La Broa de milho Portuguesa, o pan de maiz, ha sido el pan elegido para el reto de este mes de Septiembre con "Bake the world".
Se trata de un pan de miga compacta y húmeda, cuyo ingrediente principal es la harina de maiz, mezclada eso si, habitualmente con centeno y tambien en alguna ocasion con trigo. Su corteza es dura y agrietada y no precisa de mas de 1 levado.
Se le da forma o bolea, ayudados de un bowl enharinado, nada de pliegues complicados. La harina de maiz no da mucho margen, ya que no cohesiona como otras, por eso la incorporación además de otro tipo de harinas.
Este tipo de panes es originario del Norte de Portugal y tambien se prepara en el Sur de Galicia, debido principalmente a que el clima facilita el cultivo del maiz, como ocurre en toda la cornisa cantábrica.
Se prepara habitualmente con harina de maiz blanca, que como ya os he dicho, se mezcla habitualmente con centeno y a veces tambien con trigo para darle algo mas de volumen. A pesar de que nos pueda resultar extraño, el maiz blanco se viene utilizando para el consumo humano, al resultar mas suave, mientras que el amarillo se suele usar para el alimento del ganado.
Por cierto y para que no haya lugar a errores, la harina de maiz blanco a la que hago referencia, NO es ni MAICENA, ni la harina que se vende para la preparación de AREPAS. Es una harina especial, que desgraciadamente solo se encuentra en algunas zonas de Galicia y que yo gracias a mis amigas Begoña y Pilar he tenido la suerte de tener a mano para esta receta. Un autentico lujo.
Tambien se prepara con harina amarilla de maiz algo mas gruesa, que la que habitualmente consuminos. Por eso preparar una broa de milho casera, sin las harinas especificas y sin el tipico horno de leña, es casi un reto. Un reto de los que no obstante me gustan.
La preparacion de este pan es sencilla si se tienen en cuenta una serie de cuestiones:
- La harina de maiz se escalda con un 70% del agua final total. Esto permite extraer el almidón del maiz.
- En su preparación, se utiliza tanto masa madre, como masa vieja, como levadura comercial. En mi caso como disponia de mi masa madre de centeno de Dan Lepard, esta fue la que utilicé con poquisima levadura seca, 0,8 g.

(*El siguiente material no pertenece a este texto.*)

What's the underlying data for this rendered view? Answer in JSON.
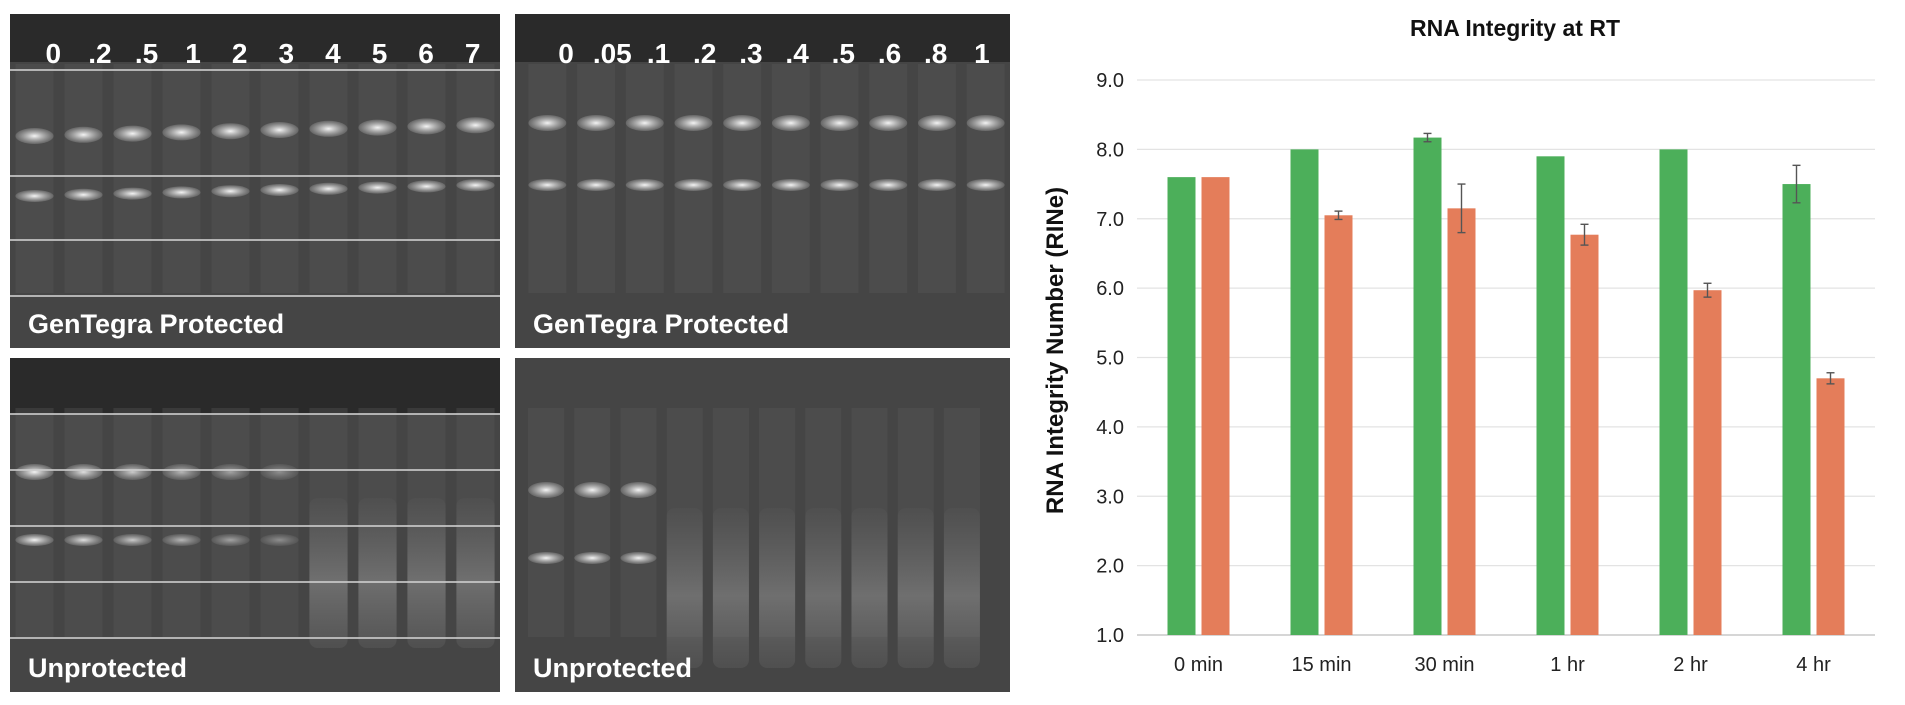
{
  "gels": [
    {
      "lanes": [
        "0",
        ".2",
        ".5",
        "1",
        "2",
        "3",
        "4",
        "5",
        "6",
        "7"
      ],
      "caption": "GenTegra Protected"
    },
    {
      "lanes": [
        "0",
        ".05",
        ".1",
        ".2",
        ".3",
        ".4",
        ".5",
        ".6",
        ".8",
        "1"
      ],
      "caption": "GenTegra Protected"
    },
    {
      "lanes": [],
      "caption": "Unprotected"
    },
    {
      "lanes": [],
      "caption": "Unprotected"
    }
  ],
  "chart_data": {
    "type": "bar",
    "title": "RNA Integrity at RT",
    "ylabel": "RNA Integrity Number (RINe)",
    "xlabel": "",
    "categories": [
      "0 min",
      "15 min",
      "30 min",
      "1 hr",
      "2 hr",
      "4 hr"
    ],
    "series": [
      {
        "values": [
          7.6,
          8.0,
          8.17,
          7.9,
          8.0,
          7.5
        ],
        "errors": [
          0.0,
          0.0,
          0.06,
          0.0,
          0.0,
          0.27
        ],
        "color": "#4caf5a"
      },
      {
        "values": [
          7.6,
          7.05,
          7.15,
          6.77,
          5.97,
          4.7
        ],
        "errors": [
          0.0,
          0.06,
          0.35,
          0.15,
          0.1,
          0.08
        ],
        "color": "#e47d5a"
      }
    ],
    "ylim": [
      1.0,
      9.0
    ],
    "yticks": [
      "1.0",
      "2.0",
      "3.0",
      "4.0",
      "5.0",
      "6.0",
      "7.0",
      "8.0",
      "9.0"
    ],
    "grid": true,
    "legend": "none"
  }
}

- La harina de maiz se mezcla con centeno habitualmente, en una cantidad variable 70-30 o 60-40 y a veces tambien con trigo para darle mas volumen 70-20-10.
- La cantidad de sal que incorpora es casi un 50% mas que la cantidad que se incorpora en los panes normales, probablemente para contrarrestar un poco el dulzor natural del maiz.
- En cuanto al nivel de hidratación de la masa, y la cantidad de agua a incorporar, dependerá de cada harina, pero si es cierto que a pesar de que no se trate de una masa blandisima como la txapata, incorpora bastante mas agua que la receta básica de pan.
- No precisa mas que de un levado y no se greña. Las grietas que apreciais son naturales de la apertura normal del pan.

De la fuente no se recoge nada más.